Pages

Samstag, 29. November 2014

Włosi (Italiener)



Ich habe gerade das Buch “Włosi” (Italiener) zu Ende gelesen.
Das Buch ist von einem Polen geschrieben worden, der zehn Jahre lang in Italien gelebt hat und subjektiv über das Belpaese berichtet..

Als ich den Buchumschlag gesehen hatte, hatte ich viel Schlimmeres erwartet. Der Autor erzäht aber keine Sachen, die völlig falsch sind und zitiert sogar seine Quellen - Bücher und Artikel. Man kann aber nicht bezweifeln, dass es sich um ein subjektives Buch handelt und der Autor selber sagt es.  Bestimmte Themen werden in der Tat erwähnt, andere dagegen vermieden.

Wie in den meisten von Ausländern geschriebenen Büchern über Italien, macht man eine große Sache aus den regionalen Unterschieden und den vielen Dialekten. Das ist auf jeden Fall sehr unterschiedlich zu Polen, wo es kaum regionale Unterschiede gibt, abgesehen von den großen Ausnahmen Schlesien und Kashubien. Dagegen überraschte es mich, dass er auf das Thema des unterentwickelten Südens eingeht. Es wird sogar über die brutale Unterdrückung und die Ausbeutung der Regierung im Süditalien nach der italienischen Vereinigung gesprochen, die in Italien immer noch teilweise Tabuthemen sind. Er schreibt dagegen sehr wenig über die Mafia, wahrscheinlich weil organisierte Kriminalität kein besonders interessantes Thema für die Leser ist - davon gibt es genug auch in Polen. Wenn das Buch von einem Deutschen oder von einem Ami geschrieben worden wäre, würde es mindestens ein ganzes Kapitel über dieses Thema geben.

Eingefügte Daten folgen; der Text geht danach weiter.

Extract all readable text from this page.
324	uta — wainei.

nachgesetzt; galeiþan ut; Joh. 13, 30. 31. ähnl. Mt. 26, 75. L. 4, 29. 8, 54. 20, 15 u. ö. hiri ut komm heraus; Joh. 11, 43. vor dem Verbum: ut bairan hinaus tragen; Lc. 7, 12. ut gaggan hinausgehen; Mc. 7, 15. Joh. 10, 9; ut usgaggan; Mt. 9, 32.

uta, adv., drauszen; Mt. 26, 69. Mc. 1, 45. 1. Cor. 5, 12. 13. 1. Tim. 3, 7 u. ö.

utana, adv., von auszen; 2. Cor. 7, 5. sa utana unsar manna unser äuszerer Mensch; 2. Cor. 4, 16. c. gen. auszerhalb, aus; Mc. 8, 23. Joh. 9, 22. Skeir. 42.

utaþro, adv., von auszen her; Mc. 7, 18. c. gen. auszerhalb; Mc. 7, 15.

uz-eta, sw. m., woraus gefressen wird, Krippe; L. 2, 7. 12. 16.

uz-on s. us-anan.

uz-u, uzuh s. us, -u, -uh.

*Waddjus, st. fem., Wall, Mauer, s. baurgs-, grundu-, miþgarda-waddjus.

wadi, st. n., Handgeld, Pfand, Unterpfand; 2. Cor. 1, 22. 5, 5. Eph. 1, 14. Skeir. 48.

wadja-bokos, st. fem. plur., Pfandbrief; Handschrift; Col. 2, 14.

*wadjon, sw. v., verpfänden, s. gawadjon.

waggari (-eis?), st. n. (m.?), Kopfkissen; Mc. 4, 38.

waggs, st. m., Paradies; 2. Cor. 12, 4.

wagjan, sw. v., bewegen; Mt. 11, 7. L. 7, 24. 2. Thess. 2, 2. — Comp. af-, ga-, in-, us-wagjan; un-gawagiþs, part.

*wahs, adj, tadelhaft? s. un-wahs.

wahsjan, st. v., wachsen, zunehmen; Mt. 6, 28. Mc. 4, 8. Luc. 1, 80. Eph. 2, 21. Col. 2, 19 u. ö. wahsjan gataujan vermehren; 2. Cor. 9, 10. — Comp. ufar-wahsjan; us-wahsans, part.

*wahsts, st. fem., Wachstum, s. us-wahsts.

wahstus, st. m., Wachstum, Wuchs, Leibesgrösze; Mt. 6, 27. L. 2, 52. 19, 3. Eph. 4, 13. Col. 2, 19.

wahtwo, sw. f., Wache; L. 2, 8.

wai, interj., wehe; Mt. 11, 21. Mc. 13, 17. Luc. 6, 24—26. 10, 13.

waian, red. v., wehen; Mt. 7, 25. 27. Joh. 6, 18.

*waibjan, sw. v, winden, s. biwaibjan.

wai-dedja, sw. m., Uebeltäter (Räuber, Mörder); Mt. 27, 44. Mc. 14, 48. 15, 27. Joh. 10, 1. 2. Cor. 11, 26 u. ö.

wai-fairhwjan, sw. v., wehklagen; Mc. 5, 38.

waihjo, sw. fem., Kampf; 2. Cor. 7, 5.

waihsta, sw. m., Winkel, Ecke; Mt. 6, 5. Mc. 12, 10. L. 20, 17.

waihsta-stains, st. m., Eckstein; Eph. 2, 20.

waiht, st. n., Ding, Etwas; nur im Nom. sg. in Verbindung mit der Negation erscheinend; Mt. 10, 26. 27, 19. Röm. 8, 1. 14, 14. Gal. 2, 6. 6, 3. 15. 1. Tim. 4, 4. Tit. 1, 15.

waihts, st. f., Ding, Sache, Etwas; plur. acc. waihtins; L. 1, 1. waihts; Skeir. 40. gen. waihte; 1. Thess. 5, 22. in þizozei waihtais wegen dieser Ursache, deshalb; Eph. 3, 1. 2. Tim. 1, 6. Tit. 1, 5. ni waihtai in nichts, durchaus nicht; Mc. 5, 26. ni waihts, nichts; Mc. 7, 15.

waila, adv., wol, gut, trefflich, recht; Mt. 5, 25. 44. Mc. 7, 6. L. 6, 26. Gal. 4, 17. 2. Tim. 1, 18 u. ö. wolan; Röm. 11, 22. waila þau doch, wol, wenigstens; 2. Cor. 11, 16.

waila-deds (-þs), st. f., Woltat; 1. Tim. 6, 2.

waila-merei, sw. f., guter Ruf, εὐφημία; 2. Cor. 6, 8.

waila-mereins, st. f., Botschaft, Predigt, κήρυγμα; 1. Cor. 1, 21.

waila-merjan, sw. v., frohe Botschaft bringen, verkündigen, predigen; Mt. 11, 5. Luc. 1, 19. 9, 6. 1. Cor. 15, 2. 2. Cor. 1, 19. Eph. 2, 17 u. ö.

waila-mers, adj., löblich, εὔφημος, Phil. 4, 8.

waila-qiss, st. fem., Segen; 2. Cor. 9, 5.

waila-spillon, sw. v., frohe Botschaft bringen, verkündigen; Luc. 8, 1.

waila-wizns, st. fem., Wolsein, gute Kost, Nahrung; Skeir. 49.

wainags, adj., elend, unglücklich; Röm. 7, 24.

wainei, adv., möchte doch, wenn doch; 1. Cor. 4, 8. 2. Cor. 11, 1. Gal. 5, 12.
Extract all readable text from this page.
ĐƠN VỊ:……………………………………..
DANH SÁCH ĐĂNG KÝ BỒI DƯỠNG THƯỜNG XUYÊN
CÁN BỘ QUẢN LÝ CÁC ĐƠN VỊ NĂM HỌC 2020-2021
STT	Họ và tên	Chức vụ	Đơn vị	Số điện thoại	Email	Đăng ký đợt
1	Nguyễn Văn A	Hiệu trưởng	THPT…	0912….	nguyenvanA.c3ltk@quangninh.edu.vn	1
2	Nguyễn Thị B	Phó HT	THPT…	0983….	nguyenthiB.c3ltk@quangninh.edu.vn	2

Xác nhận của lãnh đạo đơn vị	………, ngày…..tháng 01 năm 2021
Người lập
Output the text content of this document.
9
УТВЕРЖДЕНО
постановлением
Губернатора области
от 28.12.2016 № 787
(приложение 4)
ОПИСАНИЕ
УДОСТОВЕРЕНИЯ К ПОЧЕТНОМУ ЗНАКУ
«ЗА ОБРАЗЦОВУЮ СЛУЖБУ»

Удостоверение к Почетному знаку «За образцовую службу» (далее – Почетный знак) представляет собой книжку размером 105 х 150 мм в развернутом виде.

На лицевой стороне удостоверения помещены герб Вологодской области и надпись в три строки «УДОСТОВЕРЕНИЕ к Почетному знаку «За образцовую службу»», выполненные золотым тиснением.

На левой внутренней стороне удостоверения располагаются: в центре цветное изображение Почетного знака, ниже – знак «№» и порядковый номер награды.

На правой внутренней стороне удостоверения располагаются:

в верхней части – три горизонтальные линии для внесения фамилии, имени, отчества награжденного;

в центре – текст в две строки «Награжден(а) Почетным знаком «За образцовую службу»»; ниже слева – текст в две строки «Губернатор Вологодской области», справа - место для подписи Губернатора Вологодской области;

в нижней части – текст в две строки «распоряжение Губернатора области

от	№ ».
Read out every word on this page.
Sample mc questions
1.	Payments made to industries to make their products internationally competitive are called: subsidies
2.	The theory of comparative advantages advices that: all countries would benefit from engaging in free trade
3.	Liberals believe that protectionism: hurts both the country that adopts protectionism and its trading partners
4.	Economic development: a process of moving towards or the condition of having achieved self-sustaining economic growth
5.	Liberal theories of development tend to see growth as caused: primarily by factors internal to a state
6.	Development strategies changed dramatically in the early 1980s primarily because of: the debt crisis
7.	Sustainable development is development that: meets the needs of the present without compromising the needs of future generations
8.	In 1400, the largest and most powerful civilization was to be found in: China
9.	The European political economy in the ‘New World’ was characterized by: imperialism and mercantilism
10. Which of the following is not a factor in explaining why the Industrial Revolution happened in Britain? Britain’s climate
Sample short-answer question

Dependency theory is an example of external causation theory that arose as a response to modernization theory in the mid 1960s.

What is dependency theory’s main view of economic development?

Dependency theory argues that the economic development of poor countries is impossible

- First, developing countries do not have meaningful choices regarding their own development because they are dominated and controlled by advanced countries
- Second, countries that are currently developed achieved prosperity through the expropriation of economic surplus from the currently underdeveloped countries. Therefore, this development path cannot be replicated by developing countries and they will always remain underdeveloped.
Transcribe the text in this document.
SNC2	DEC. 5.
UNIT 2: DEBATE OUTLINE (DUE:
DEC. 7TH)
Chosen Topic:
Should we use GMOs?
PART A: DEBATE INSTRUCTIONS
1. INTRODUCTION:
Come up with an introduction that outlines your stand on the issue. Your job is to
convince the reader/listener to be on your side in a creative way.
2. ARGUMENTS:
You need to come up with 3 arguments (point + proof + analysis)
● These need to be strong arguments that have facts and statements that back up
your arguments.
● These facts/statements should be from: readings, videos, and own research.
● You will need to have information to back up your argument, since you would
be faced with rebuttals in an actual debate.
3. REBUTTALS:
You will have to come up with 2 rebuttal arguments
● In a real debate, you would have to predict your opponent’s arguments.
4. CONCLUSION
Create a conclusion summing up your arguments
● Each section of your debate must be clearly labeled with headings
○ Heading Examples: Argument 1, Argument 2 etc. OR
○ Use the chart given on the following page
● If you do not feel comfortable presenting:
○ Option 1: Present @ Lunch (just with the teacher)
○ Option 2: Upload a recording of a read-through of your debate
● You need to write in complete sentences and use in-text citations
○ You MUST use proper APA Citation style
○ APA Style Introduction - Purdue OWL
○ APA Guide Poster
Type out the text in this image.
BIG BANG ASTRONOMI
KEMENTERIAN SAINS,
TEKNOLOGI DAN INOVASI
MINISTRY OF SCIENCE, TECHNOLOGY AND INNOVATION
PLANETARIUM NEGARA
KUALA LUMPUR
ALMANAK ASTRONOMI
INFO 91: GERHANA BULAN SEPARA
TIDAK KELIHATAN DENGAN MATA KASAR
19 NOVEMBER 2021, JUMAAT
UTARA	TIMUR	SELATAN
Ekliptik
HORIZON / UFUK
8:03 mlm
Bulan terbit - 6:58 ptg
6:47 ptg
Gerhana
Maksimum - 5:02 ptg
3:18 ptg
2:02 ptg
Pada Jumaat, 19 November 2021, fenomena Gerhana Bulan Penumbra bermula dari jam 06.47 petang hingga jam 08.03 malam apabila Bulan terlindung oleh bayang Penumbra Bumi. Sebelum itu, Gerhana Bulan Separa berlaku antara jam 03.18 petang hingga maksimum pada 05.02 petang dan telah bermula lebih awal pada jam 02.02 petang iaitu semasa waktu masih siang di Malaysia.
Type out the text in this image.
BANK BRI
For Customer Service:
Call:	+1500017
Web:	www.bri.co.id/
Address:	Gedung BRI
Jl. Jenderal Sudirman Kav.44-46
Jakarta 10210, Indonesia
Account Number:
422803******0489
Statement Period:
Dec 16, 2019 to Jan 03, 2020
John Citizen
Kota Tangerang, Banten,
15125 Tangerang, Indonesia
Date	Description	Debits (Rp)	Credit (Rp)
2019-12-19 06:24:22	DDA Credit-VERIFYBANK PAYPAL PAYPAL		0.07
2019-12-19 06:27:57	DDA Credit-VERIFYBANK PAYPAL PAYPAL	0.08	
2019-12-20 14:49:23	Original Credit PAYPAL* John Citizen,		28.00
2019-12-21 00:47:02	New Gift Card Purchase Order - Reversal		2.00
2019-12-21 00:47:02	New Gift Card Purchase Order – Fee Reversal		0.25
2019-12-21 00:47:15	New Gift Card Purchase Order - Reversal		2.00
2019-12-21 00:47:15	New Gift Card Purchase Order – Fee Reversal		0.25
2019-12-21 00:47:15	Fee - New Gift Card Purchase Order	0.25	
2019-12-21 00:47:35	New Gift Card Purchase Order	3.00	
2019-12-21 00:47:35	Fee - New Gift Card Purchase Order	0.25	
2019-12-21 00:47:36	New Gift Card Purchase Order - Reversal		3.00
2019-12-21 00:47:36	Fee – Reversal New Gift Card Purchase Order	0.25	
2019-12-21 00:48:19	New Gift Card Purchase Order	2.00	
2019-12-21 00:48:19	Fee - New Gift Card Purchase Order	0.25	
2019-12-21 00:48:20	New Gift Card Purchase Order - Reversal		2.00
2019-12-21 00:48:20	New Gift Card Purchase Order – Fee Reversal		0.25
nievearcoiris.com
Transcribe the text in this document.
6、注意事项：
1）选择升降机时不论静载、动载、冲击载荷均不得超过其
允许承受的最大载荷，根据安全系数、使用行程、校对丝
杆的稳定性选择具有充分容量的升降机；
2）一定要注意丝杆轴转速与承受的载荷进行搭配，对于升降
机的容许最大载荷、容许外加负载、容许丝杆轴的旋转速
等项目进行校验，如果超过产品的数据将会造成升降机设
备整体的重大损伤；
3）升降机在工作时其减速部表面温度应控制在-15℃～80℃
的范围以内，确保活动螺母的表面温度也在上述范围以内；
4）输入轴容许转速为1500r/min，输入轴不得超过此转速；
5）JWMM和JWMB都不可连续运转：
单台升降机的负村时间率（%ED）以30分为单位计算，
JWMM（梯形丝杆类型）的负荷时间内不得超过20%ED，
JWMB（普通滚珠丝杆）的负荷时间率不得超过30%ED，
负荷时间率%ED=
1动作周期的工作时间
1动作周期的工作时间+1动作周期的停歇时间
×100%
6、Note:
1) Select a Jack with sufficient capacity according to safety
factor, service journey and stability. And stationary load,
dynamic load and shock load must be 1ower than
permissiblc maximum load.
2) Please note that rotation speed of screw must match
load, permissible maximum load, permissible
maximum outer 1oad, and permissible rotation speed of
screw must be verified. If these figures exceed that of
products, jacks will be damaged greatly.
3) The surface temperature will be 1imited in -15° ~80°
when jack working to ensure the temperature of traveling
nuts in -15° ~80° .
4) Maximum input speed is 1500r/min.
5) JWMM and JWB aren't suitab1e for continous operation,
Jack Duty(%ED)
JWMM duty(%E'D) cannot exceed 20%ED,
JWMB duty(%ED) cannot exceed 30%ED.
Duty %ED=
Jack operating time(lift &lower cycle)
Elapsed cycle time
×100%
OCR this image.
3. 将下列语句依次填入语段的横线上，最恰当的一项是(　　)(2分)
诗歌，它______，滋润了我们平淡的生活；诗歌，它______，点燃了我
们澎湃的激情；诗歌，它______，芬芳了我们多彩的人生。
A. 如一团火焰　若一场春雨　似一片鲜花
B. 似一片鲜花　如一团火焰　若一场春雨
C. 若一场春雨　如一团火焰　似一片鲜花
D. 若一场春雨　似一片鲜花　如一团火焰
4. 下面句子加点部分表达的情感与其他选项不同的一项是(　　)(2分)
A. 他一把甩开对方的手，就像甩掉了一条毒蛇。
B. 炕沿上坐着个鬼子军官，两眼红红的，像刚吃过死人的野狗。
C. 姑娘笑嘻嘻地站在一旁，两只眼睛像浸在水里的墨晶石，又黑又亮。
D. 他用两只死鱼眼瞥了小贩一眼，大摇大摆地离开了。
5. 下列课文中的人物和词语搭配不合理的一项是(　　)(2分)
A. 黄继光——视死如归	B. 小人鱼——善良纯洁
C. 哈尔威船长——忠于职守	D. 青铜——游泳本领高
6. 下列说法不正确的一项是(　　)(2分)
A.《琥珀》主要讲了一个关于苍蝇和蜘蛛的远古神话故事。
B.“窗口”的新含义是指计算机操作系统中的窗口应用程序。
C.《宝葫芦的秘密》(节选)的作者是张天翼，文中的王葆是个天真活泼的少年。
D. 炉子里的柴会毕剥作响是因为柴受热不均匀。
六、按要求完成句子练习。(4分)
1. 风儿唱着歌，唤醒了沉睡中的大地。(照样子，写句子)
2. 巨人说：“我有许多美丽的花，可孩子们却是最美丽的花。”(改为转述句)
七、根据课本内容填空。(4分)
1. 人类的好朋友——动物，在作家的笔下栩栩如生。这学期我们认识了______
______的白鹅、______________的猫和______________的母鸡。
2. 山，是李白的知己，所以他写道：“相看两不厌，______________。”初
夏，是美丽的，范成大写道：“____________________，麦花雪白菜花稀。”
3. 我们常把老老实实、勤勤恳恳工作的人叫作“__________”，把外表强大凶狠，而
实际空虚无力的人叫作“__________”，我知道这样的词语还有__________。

Es war zu erwarten, dass er nichts über die große Autonomie schreibt, die die deutsche Minderheit in Südtirol genießt - die deutschsprächige Minderheit in Polen hat lange nicht die gleichen Rechte. Grundsätzlich werden Themen vermieden, die in Polen kontrovers sein könnten, wie zum Beispiel soziale Ungerechtigkeiten, Klassenkämpfe, Terrorismus, Gewerkschaften und die Tatsache, dass viele Fabriken in Italien dichtgemacht werden, um in Polen wieder geöffnet zu werden, weil dort die Lohnkosten niedriger sind. Wenn es um Politik geht, schreibt er nur, dass in Italien man immer noch auf denjenigen wartet, der das Land retten wird, und dass die Politik die Leute nicht so sehr gegeneinander ausspielt, wie in Polen. Damit bin ich nicht unbedingt einverstanden.

Ein ganzes Kapitel ist der Modegeschichte in Italien gewidmet, über die industrielle Entwicklung des Landes wird aber kaum berichtet.Es interessiert den Autor nicht,dass Italien die zweitgrößte industrielle Kapazität in Europa hat, nach Deutschland. Anscheinend spricht er nicht gern über Wirtschaft oder Industrie, aber er schreibt, dass in Italien die “internationalen Geschäftsregeln” gelten. Das ist allerdings eine sehr gefährliche Behauptung in Polen, wo viele Leute davon überzeugt sind, dass ein bisschen English und das Kenntnis sogenannter “internationaler Geschäftsregeln” ausreicht, um international erfolgreich zu sein. Ich glaube aber, dass es wichtig ist, die nationalen Besonderheiten zu kennen, um geschäftlich erfolgreich in einem bestimmten Land sein zu können.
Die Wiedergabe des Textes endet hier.